How to deal with the emotional challenges of arthritis and enjoy a healthy sex life

By Petya Stoeva, MARRTC Staff

For Lyn Gottschalk, 50, from Green Bay, Wis., living with rheumatoid arthritis for the past 20 years has meant not only constant pain and loss of motion, but also the loss of a marriage. When Gottschalk first got married, the disease had just begun to disable her and had little effect on her daily life or sexuality. As the rheumatoid arthritis progressed, it started taking its toll on her body and her sexual experience.

"I was certainly interested in him [her husband] and wanted to please him but I couldn't do the 'acrobatics' of it," she says. "Some days I couldn't at all. Although he said it was OK with him, it wasn't." Tensions in the bedroom went unaddressed and soon transferred to other aspects of daily life until the marriage slowly disintegrated. "I know what he wanted and he wanted the me that he first met," Gottschalk says. "In retrospect we should have sat down and talked about it."

Indeed, for some experts talking is such an integral part of the sexual experience as are kissing and fondling. "My favorite four-letter word for sex is talk," says Dr. Jackson Rainer, a psychologist in Valdosta, Ga., who councils individuals and couples with a chronic disease. "If a couple can't do this on their own, they can talk to a specialist that can walk them through the ways to talk intimately. It's a learned skill. If a couple is willing, they learn it just like they can learn a news dance."

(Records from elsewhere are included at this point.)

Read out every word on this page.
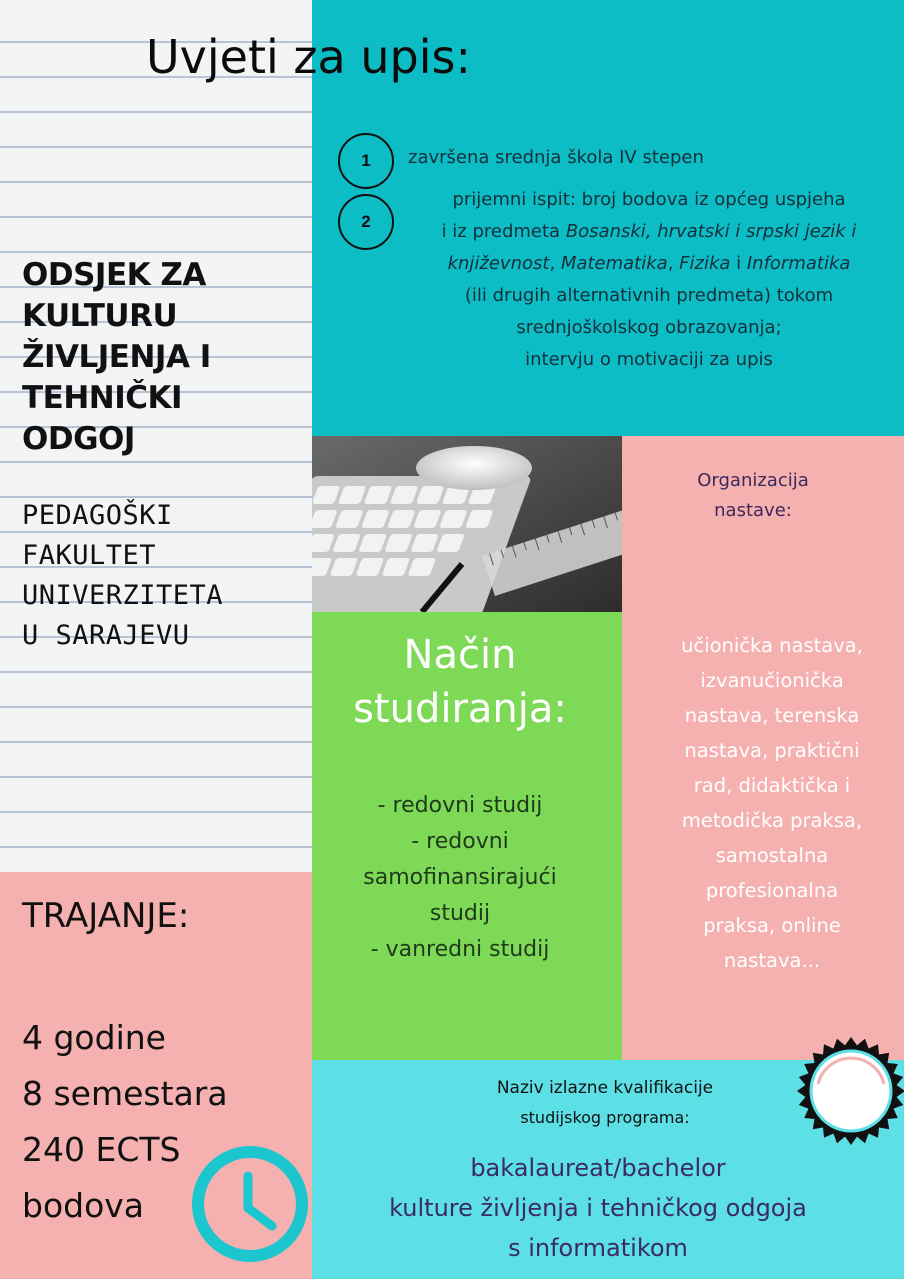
ODSJEK ZA
KULTURU
ŽIVLJENJA I
TEHNIČKI
ODGOJ
PEDAGOŠKI
FAKULTET
UNIVERZITETA
U SARAJEVU
Uvjeti za upis:
1
2
završena srednja škola IV stepen
prijemni ispit: broj bodova iz općeg uspjeha
i iz predmeta Bosanski, hrvatski i srpski jezik i
književnost, Matematika, Fizika i Informatika
(ili drugih alternativnih predmeta) tokom
srednjoškolskog obrazovanja;
intervju o motivaciji za upis
Način
studiranja:
- redovni studij
- redovni
samofinansirajući
studij
- vanredni studij
Organizacija
nastave:
učionička nastava,
izvanučionička
nastava, terenska
nastava, praktični
rad, didaktička i
metodička praksa,
samostalna
profesionalna
praksa, online
nastava...
TRAJANJE:
4 godine
8 semestara
240 ECTS
bodova
Naziv izlazne kvalifikacije
studijskog programa:
bakalaureat/bachelor
kulture življenja i tehničkog odgoja
s informatikom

Talking is a healthy way to communicate the physical and psychological problems associated with arthritis, but it's often seen as a last and much dreaded resource. In his long practice as a rheumatologist, Dr. Carter Multz of San Jose, Calif., has seen lots of patients who are embarrassed to talk about sex. For him that resistance comes from a combination of fear, apprehension and maybe some embarrassment. "People don't want to admit that they are having a problem with sex," he says. "There's an emotional apprehension that they are a failure or just a psychosocial reluctance."

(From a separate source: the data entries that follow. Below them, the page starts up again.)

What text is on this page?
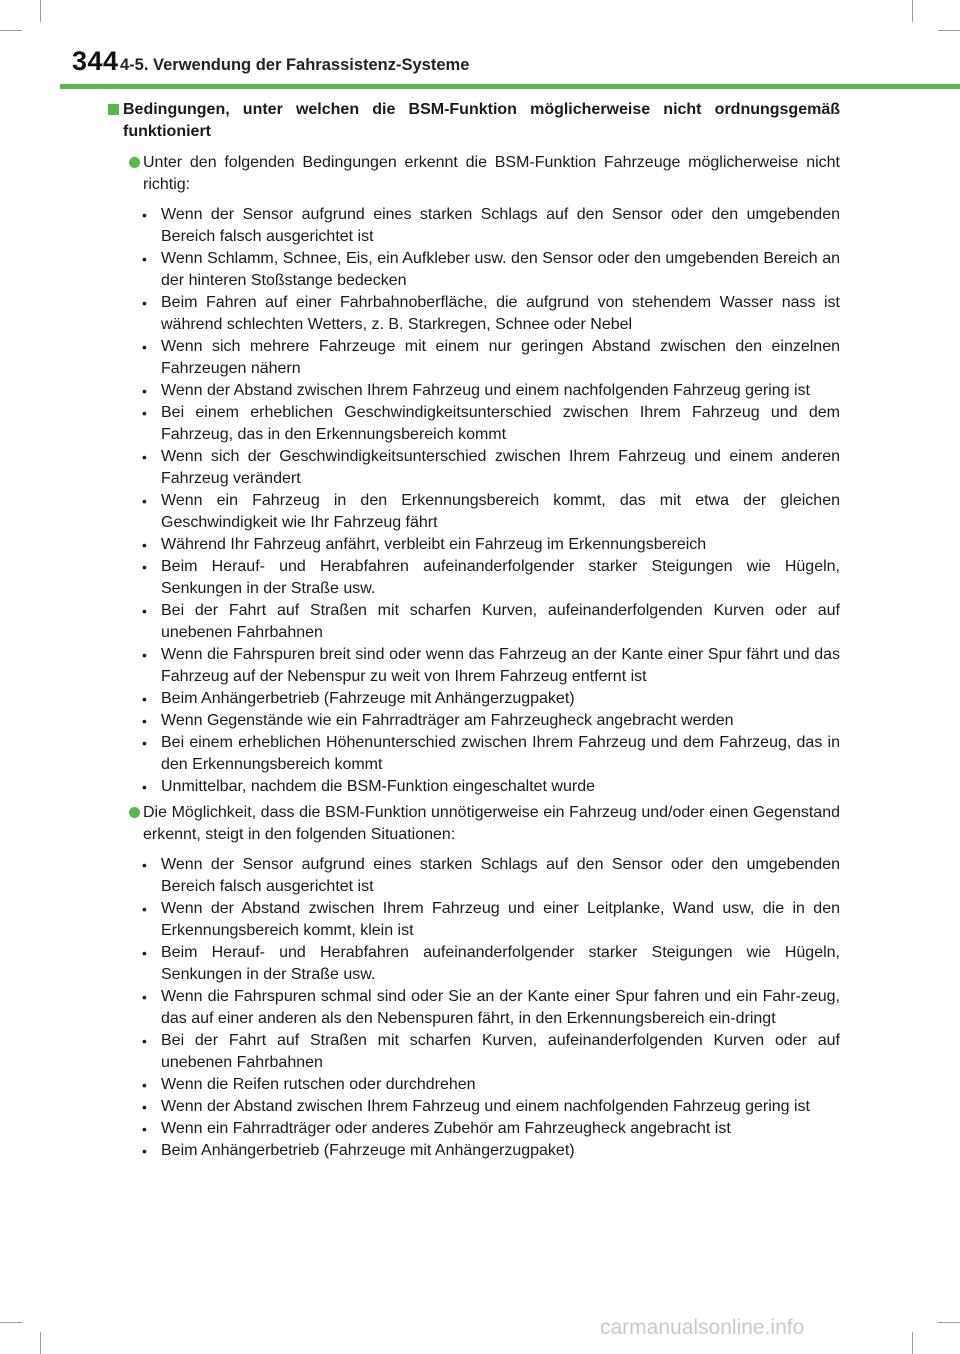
344 4-5. Verwendung der Fahrassistenz-Systeme
Bedingungen, unter welchen die BSM-Funktion möglicherweise nicht ordnungsgemäß funktioniert
Unter den folgenden Bedingungen erkennt die BSM-Funktion Fahrzeuge möglicherweise nicht richtig:
• Wenn der Sensor aufgrund eines starken Schlags auf den Sensor oder den umgebenden Bereich falsch ausgerichtet ist
• Wenn Schlamm, Schnee, Eis, ein Aufkleber usw. den Sensor oder den umgebenden Bereich an der hinteren Stoßstange bedecken
• Beim Fahren auf einer Fahrbahnoberfläche, die aufgrund von stehendem Wasser nass ist während schlechten Wetters, z. B. Starkregen, Schnee oder Nebel
• Wenn sich mehrere Fahrzeuge mit einem nur geringen Abstand zwischen den einzelnen Fahrzeugen nähern
• Wenn der Abstand zwischen Ihrem Fahrzeug und einem nachfolgenden Fahrzeug gering ist
• Bei einem erheblichen Geschwindigkeitsunterschied zwischen Ihrem Fahrzeug und dem Fahrzeug, das in den Erkennungsbereich kommt
• Wenn sich der Geschwindigkeitsunterschied zwischen Ihrem Fahrzeug und einem anderen Fahrzeug verändert
• Wenn ein Fahrzeug in den Erkennungsbereich kommt, das mit etwa der gleichen Geschwindigkeit wie Ihr Fahrzeug fährt
• Während Ihr Fahrzeug anfährt, verbleibt ein Fahrzeug im Erkennungsbereich
• Beim Herauf- und Herabfahren aufeinanderfolgender starker Steigungen wie Hügeln, Senkungen in der Straße usw.
• Bei der Fahrt auf Straßen mit scharfen Kurven, aufeinanderfolgenden Kurven oder auf unebenen Fahrbahnen
• Wenn die Fahrspuren breit sind oder wenn das Fahrzeug an der Kante einer Spur fährt und das Fahrzeug auf der Nebenspur zu weit von Ihrem Fahrzeug entfernt ist
• Beim Anhängerbetrieb (Fahrzeuge mit Anhängerzugpaket)
• Wenn Gegenstände wie ein Fahrradträger am Fahrzeugheck angebracht werden
• Bei einem erheblichen Höhenunterschied zwischen Ihrem Fahrzeug und dem Fahrzeug, das in den Erkennungsbereich kommt
• Unmittelbar, nachdem die BSM-Funktion eingeschaltet wurde
Die Möglichkeit, dass die BSM-Funktion unnötigerweise ein Fahrzeug und/oder einen Gegenstand erkennt, steigt in den folgenden Situationen:
• Wenn der Sensor aufgrund eines starken Schlags auf den Sensor oder den umgebenden Bereich falsch ausgerichtet ist
• Wenn der Abstand zwischen Ihrem Fahrzeug und einer Leitplanke, Wand usw, die in den Erkennungsbereich kommt, klein ist
• Beim Herauf- und Herabfahren aufeinanderfolgender starker Steigungen wie Hügeln, Senkungen in der Straße usw.
• Wenn die Fahrspuren schmal sind oder Sie an der Kante einer Spur fahren und ein Fahr-zeug, das auf einer anderen als den Nebenspuren fährt, in den Erkennungsbereich ein-dringt
• Bei der Fahrt auf Straßen mit scharfen Kurven, aufeinanderfolgenden Kurven oder auf unebenen Fahrbahnen
• Wenn die Reifen rutschen oder durchdrehen
• Wenn der Abstand zwischen Ihrem Fahrzeug und einem nachfolgenden Fahrzeug gering ist
• Wenn ein Fahrradträger oder anderes Zubehör am Fahrzeugheck angebracht ist
• Beim Anhängerbetrieb (Fahrzeuge mit Anhängerzugpaket)
carmanualsonline.info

Problems with sexuality can arise not only from the physical challenges of arthritis but also from the psychological problems it often triggers such as depression, low self-esteem and lack of desire. "Depression is defined as a numbing effect and so when you feel numb, it's hard to have any sense of liveliness and sexuality," Rainer says. "And sexuality is based on liveliness. And many medications are going to contribute as a side effect some type of depression."

Rainer says that many physicians will not interview for depression and so it's underreported among people with a chronic illness. "If they [people with arthritis] begin to lose any appetite for pleasure, zest for life, have difficulty concentrating or are sleeping more than it's normal for them, those may be markers for depression," he says. "A family practitioner or rheumatologist can prescribe an antidepressant and often that can be an excellent get-together drug. If it completely disrupts all activities of daily living, that's the time to turn to specialized help."

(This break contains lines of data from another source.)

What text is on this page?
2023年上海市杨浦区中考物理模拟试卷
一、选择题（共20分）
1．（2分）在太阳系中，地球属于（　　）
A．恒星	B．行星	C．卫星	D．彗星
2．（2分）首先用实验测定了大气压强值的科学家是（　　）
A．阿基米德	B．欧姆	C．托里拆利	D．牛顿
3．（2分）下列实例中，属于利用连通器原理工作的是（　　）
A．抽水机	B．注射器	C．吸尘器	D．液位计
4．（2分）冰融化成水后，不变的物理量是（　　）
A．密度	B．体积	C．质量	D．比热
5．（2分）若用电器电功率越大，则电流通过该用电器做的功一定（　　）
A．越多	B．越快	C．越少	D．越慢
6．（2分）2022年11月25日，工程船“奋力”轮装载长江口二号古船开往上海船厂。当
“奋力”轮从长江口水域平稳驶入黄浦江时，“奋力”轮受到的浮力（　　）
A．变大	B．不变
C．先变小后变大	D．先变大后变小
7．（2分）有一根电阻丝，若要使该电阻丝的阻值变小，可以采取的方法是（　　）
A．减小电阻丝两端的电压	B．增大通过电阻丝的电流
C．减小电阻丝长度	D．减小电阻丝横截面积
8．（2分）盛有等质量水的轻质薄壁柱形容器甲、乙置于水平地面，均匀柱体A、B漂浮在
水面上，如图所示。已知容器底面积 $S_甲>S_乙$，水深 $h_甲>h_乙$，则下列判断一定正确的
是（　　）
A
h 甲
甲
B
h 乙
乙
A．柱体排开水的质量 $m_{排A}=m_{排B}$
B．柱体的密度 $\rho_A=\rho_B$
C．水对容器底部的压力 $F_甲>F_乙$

A lack of desire and low self-esteem are other common side effects of arthritis, which can be attributed to both certain medications and a person's emotional and physical pressure from the disease. "Loss of sexual desire is in many ways like a thermostat that's turned to low," Rainer says. "It's not unusual when people have experienced a change in health status and perception of themselves or a sense of disability, they'll find that their sexual energy is diminished." Rainer recommends talking to the partner and explaining the situation, as well as consulting a specialist who can help with the loss, limitations from the disease and ways to regenerate sexual energy. If a partner gets defensive or takes some of those problems personally, then they can't speak with any degree of authenticity and that's a red flag for couples to seek professional help, Rainer says.

The thing to remember is that you need to redefine what means to be sexual with your partner, Rainer says. "There's no one sex life. Every couple has its own sex life. You need to sit down with your partner and talk about how it can happen. There's no right or wrong answer. Touch, feel, shower together, all of that is very sexual."

"It's All in Your Head" is the second story of the four-part series "Sexuality with Arthritis."